With this second pair of bodily orifices, the need for a nose is greatly diminished. Thematically, the structure we know of as a “nose” will not exist in the evolution of Elquan life. This will not diminish the sense of smell’s role in the setting. Our sense of smell is strongly linked to our sense of taste, and it greatly enhances our experience when eating. Anyone with a strong cold or the flu can attest that food tastes much blander with their sinuses are clogged and preventing the odor receptors from interacting with the scents wafting in the air.

Scent and taste are intertwined for many denizens of our oceans. Sharks are notorious for their ability to detect the faintest trace of blood in the currents from far away. Elquan life will smell things much the same way, expressed by abilities like tracking by tasting trace elements in the sea currents.

What now comes into question is the ability to communicate through sound. Speech is an invaluable tool for the evolution of civilization, and without the ability to convey even basic need or emotion most animals would be helpless. Roars to frighten off encroaching challengers, whinnies to panic other herd animals, mating calls to facilitate reproduction are all facts of life dependent on the ability to not only produce sound, but to also hear it. This is where the lung/gill hybrid will help, by acting as a resonance chamber.

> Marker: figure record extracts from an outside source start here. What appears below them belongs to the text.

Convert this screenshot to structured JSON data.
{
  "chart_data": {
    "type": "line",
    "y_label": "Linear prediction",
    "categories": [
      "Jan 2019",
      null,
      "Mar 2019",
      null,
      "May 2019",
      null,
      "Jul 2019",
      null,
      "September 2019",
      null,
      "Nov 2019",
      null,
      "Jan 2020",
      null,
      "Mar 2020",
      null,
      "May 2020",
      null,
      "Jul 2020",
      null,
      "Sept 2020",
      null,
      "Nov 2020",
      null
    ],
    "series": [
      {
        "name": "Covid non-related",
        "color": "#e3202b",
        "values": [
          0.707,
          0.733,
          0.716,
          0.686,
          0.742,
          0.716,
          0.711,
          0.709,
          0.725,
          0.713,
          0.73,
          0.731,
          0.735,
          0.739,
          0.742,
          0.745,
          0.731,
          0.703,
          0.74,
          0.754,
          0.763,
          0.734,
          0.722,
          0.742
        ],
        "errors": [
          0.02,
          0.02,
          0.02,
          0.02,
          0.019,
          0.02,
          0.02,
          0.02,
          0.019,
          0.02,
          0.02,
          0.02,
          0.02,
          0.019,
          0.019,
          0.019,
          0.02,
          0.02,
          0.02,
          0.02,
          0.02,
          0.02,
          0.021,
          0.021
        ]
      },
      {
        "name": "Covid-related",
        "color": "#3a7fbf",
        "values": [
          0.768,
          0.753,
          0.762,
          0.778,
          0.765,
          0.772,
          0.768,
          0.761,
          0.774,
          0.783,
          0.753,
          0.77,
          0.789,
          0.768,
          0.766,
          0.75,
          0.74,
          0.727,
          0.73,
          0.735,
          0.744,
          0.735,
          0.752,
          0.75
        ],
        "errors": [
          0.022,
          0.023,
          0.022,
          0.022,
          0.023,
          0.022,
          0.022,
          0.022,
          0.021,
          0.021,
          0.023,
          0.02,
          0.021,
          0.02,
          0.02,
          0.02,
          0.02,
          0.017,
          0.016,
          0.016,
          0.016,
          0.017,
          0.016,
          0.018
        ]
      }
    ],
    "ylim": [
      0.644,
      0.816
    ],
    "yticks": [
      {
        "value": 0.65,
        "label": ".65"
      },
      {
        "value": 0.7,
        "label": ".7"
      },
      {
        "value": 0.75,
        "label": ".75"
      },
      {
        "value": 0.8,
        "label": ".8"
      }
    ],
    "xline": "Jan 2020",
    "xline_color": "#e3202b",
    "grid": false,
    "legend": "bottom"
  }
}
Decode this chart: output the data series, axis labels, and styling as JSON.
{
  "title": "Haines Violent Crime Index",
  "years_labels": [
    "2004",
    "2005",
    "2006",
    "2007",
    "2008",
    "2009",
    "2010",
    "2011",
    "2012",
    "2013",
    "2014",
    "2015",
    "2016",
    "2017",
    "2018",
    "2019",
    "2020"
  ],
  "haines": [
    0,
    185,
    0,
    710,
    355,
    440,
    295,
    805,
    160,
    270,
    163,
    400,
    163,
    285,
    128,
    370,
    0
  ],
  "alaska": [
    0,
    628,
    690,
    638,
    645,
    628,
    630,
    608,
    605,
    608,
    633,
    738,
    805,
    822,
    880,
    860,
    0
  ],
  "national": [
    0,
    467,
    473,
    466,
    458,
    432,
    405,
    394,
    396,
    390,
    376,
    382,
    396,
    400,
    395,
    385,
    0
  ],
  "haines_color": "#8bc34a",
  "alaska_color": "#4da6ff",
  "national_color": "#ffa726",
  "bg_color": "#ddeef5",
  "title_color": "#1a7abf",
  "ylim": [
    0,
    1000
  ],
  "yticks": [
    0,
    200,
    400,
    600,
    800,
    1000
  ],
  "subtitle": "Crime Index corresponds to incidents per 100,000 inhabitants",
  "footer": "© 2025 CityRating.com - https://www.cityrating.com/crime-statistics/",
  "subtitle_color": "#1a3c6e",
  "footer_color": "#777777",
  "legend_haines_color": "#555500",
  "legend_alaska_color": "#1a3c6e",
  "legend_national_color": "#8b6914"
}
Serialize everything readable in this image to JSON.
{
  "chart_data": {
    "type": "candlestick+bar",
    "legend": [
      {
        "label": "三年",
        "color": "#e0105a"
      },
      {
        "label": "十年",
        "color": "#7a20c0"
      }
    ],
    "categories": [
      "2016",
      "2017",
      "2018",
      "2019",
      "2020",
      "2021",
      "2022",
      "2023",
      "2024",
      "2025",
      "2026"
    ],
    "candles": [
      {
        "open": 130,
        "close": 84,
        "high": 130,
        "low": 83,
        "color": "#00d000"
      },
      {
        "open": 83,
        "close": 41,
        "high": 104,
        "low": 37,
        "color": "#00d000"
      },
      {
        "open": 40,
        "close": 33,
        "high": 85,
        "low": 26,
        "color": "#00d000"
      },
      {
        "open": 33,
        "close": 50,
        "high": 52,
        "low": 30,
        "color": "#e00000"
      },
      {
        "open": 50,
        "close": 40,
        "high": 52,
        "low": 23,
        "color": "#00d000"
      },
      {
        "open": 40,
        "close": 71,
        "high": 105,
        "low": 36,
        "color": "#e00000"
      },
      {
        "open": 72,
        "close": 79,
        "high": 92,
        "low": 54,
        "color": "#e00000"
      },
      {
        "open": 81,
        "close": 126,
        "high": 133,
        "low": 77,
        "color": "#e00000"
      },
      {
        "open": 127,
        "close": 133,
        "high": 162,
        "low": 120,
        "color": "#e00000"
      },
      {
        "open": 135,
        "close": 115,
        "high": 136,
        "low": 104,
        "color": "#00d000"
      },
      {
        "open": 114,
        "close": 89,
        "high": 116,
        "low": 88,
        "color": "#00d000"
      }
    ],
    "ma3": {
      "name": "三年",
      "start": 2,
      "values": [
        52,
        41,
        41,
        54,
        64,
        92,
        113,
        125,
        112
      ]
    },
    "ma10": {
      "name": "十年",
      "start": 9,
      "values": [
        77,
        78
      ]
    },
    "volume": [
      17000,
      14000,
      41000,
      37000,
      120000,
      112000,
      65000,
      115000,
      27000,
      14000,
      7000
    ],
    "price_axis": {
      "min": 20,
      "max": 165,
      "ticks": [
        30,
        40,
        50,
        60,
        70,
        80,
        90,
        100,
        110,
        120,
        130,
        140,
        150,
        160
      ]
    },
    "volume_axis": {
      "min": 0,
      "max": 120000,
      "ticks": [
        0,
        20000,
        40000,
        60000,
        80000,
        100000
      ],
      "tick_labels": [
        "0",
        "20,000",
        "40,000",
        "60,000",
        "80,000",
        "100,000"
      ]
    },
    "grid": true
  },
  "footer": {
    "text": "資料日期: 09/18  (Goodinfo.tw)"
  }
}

Much like the hollow body of a guitar, sound enters a resonance chamber and bounces off the internal structures, amplifying the intensity (volume) of the sound. With a stronger intensity, sound waves can be propagated through the water’s natural quality to impede motion. Humans do much the same thing when singing “from the diaphragm” – their chest cavity acts like a resonance chamber, aiding in the projection of sound. Despite the fact that the air is being pushed out the mouth (or out the rib cage in the case of Elquan natives), the sound is still intensified by the reverberation back into the body. The vocal chords of humanoid Elquan life will remain in the larynx, but speech will posses a slight triphonic aspect – much like a surround system’s left, right, and center speakers -- as sound will escape not just the mouth but the gill slits on either side as well. Some intelligent species, such as the Orcans, will be able to take advantage of this to a great degree, giving them echolocative abilities and a unique mode of speech.

With this in mind, the image of aquatic humanoids begins to solidify perceptually. The removal of the nose serves as a visual distinction in the look of the Endless Blue setting that will hopefully add a level of alien-ness without losing the sense of empathy from the players. The position of the gills gives a reason to realistically leave the sides of the body relatively bare, playing well into the artistic interpretation that aquatic life would tend towards being scantily clad. Still identifiably human but sufficiently distanced by biological evolution, life on Elqua begins to take on a shape that will allow players to explore this new blue world.